Gabriela amaba lo que hacía. Supo contar que desde muy chiquita, y de lunes a viernes, se metía un ratito dentro de ese traje de hombre valiente. Era el señor que, con voz amable y aspecto inmaculado, los cuidaba todos los días al salir de clases en su colegio, a ella y a todos los compañeritos.
Gabriela terminó el cole. Pero ella quería seguir sintiéndose dentro de ese traje mágico, que de alguna manera la convertiría en una joven con superpoderes, para defender y cuidar.
Gabriela hizo las cosas como se debían hacer. Estudiaba, educaba a su hijita. Trabajaba. Y disfrutaba con ponerse, todos los días, el mismo traje del señor de azul que tanto la había cuidado.
Ella siempre puso la vista en el futuro. Y eso, quizás, no le permitió percibir, ni aún con su mágico traje, que un palazo endiablado, le arrebataría todos los sueños. Fue interceptada por delincuentes cuando venía de trabajar. Murió horas después.

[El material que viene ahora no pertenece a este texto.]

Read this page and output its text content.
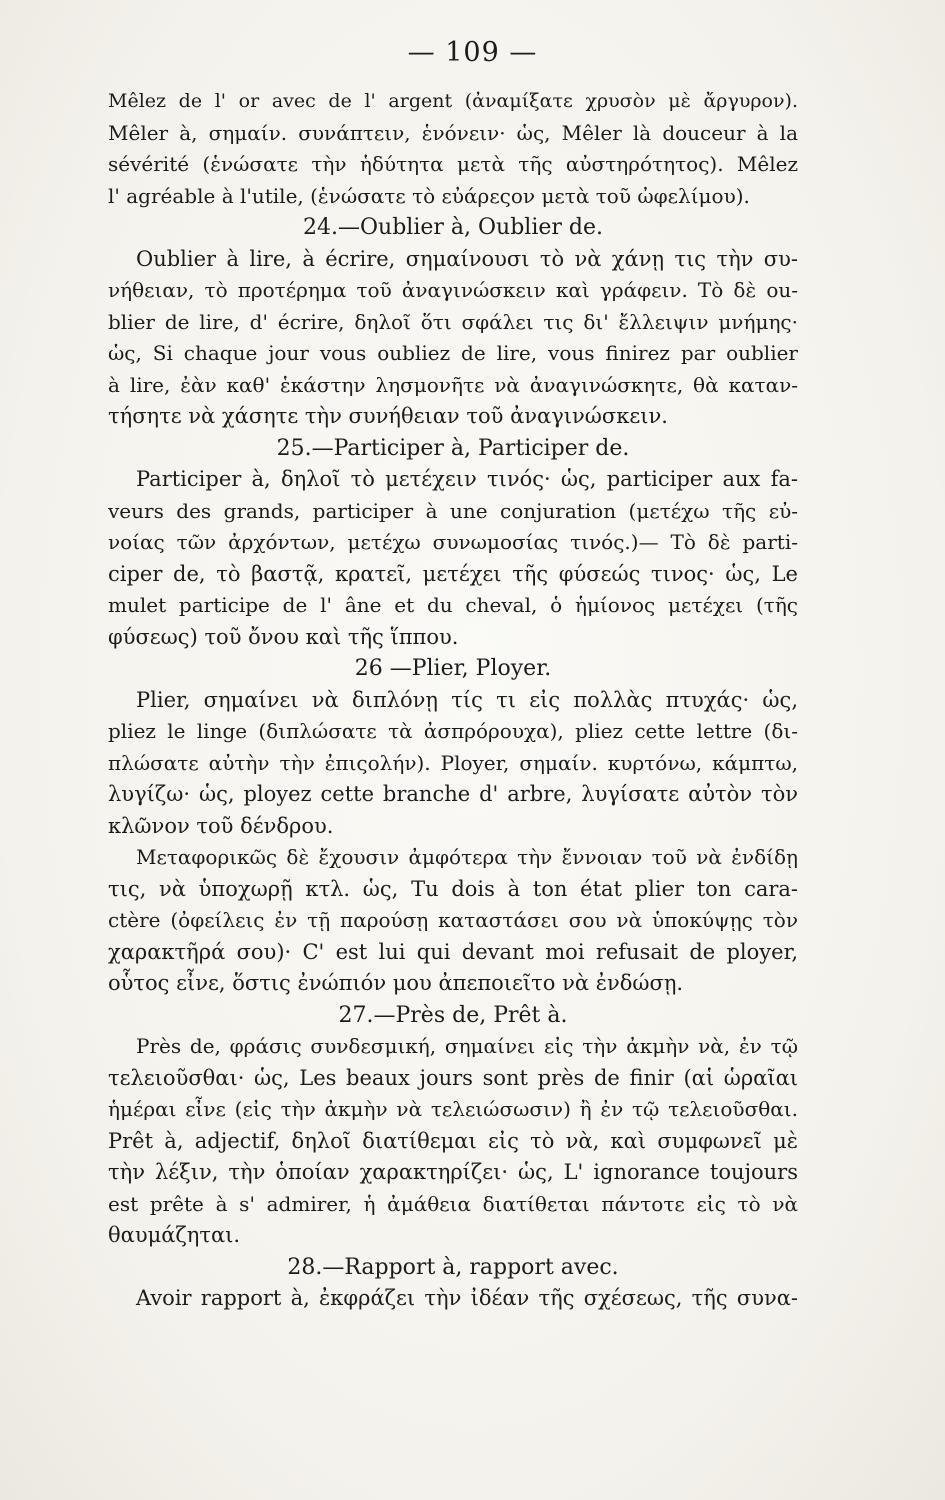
— 109 —
Mêlez de l' or avec de l' argent (ἀναμίξατε χρυσὸν μὲ ἄργυρον).
Mêler à, σημαίν. συνάπτειν, ἑνόνειν· ὡς, Mêler là douceur à la
sévérité (ἑνώσατε τὴν ἡδύτητα μετὰ τῆς αὐστηρότητος). Mêlez
l' agréable à l'utile, (ἑνώσατε τὸ εὐάρεςον μετὰ τοῦ ὠφελίμου).
24.—Oublier à, Oublier de.
Oublier à lire, à écrire, σημαίνουσι τὸ νὰ χάνῃ τις τὴν συ-
νήθειαν, τὸ προτέρημα τοῦ ἀναγινώσκειν καὶ γράφειν. Τὸ δὲ ou-
blier de lire, d' écrire, δηλοῖ ὅτι σφάλει τις δι' ἔλλειψιν μνήμης·
ὡς, Si chaque jour vous oubliez de lire, vous finirez par oublier
à lire, ἐὰν καθ' ἑκάστην λησμονῆτε νὰ ἀναγινώσκητε, θὰ καταν-
τήσητε νὰ χάσητε τὴν συνήθειαν τοῦ ἀναγινώσκειν.
25.—Participer à, Participer de.
Participer à, δηλοῖ τὸ μετέχειν τινός· ὡς, participer aux fa-
veurs des grands, participer à une conjuration (μετέχω τῆς εὐ-
νοίας τῶν ἀρχόντων, μετέχω συνωμοσίας τινός.)— Τὸ δὲ parti-
ciper de, τὸ βαστᾷ, κρατεῖ, μετέχει τῆς φύσεώς τινος· ὡς, Le
mulet participe de l' âne et du cheval, ὁ ἡμίονος μετέχει (τῆς
φύσεως) τοῦ ὄνου καὶ τῆς ἵππου.
26 —Plier, Ployer.
Plier, σημαίνει νὰ διπλόνῃ τίς τι εἰς πολλὰς πτυχάς· ὡς,
pliez le linge (διπλώσατε τὰ ἀσπρόρουχα), pliez cette lettre (δι-
πλώσατε αὐτὴν τὴν ἐπιςολήν). Ployer, σημαίν. κυρτόνω, κάμπτω,
λυγίζω· ὡς, ployez cette branche d' arbre, λυγίσατε αὐτὸν τὸν
κλῶνον τοῦ δένδρου.
Μεταφορικῶς δὲ ἔχουσιν ἀμφότερα τὴν ἔννοιαν τοῦ νὰ ἐνδίδῃ
τις, νὰ ὑποχωρῇ κτλ. ὡς, Tu dois à ton état plier ton cara-
ctère (ὀφείλεις ἐν τῇ παρούσῃ καταστάσει σου νὰ ὑποκύψῃς τὸν
χαρακτῆρά σου)· C' est lui qui devant moi refusait de ployer,
οὗτος εἶνε, ὅστις ἐνώπιόν μου ἀπεποιεῖτο νὰ ἐνδώσῃ.
27.—Près de, Prêt à.
Près de, φράσις συνδεσμική, σημαίνει εἰς τὴν ἀκμὴν νὰ, ἐν τῷ
τελειοῦσθαι· ὡς, Les beaux jours sont près de finir (αἱ ὡραῖαι
ἡμέραι εἶνε (εἰς τὴν ἀκμὴν νὰ τελειώσωσιν) ἢ ἐν τῷ τελειοῦσθαι.
Prêt à, adjectif, δηλοῖ διατίθεμαι εἰς τὸ νὰ, καὶ συμφωνεῖ μὲ
τὴν λέξιν, τὴν ὁποίαν χαρακτηρίζει· ὡς, L' ignorance toujours
est prête à s' admirer, ἡ ἀμάθεια διατίθεται πάντοτε εἰς τὸ νὰ
θαυμάζηται.
28.—Rapport à, rapport avec.
Avoir rapport à, ἐκφράζει τὴν ἰδέαν τῆς σχέσεως, τῆς συνα-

Victor era jefe. Le habían dado todo el poder que creían se merecía.
Él estaba ahí para redoblar esfuerzos y ofrecerle más seguridad y tranquilidad a la gente de Villa Allende. Y la gente le creía. Y le daba lo más preciado de la vida. La intimidad de su casa y su familia. Le confiaban horarios y movimientos de sus hijos y sus hogares. Veían en él a un aliado. Victor estaba día y noche para ellos. De día vestía el traje azul. De noche andaba encapuchado.
Victor no murió, pero se mató él mismo en vida, por traicionar los ideales que le confiaron tantos vecinos angustiados y golpeados, a sus manos sucias con robos y sangre.
El 5 de enero pasado, Sofía fue a trabajar como todos los días. En su casa dejaba a su bebé recién nacido.
Cuando llegó a su oficina, se encontró con mucho más que un paquete de cartas. Agustina, de solo 3 meses, esperaba, a los llantos pelados, que sus padres en conflicto definieran el destino.
En el “mientras tanto”, la alzó en sus brazos de madre reciente, y se dio cuenta que, el dulce aroma de sus pechos turgentes que se escondían debajo del traje azul, colaborarían en su tarea diaria de prestar servicio a la comunidad. No tuvo dudas. Amamantó a la beba que gritaba a su lado de tantas horas sin comer.
Mientras Sofia daba más de lo que podía, Martín, que por esas casualidades del destino, tuvo que soportar durante gran parte de su vida el apellido Ladrón, lastimosamente le hizo honor a él-
Aprovechando las circunstancias, descuidó a la gente, para “cuidar su bolsillo” con bienes ajenos. Cuando los móviles de la policía (o de la comunidad), que él coordinaba, debían patrullar los campos de los chacareros atacados por las nuevas bandas rurales, él disponía, dentro de ese traje azul que le daba autoridad e impunidad, que llevaran cal, cemento y maderas, para la casita propia.
Gabriela, Victor, Sofía, Martin. Todos tenían algo en común. Llevaban el traje azul. Manchado o mágico. Salvador o castigador. Como teta o como garrote.
Ese traje azul que nos remite al policía del club, del barrio. Al del banco. Al de las elecciones. Al que salva en incendios, en robos, en ataques. Al que lleva adentro la vida de un ser que lo da todo por el otro. El de la escuela de Gabriela. El de Sofia, que todo lo percibe. Como el traje de un DIOS, que aparece cuando lo necesitamos.
Ese mismo traje azul, también fue manchado. Y necesitamos recuperarlo con la mejor tintorería: la de las autoridades actuales. Ellos tienen el DEBER de devolvernos “nuestro traje” limpio.
Para que el traje que era como de un DIOS, saque ese DIABLO de adentro y vuelva a hacer el bien.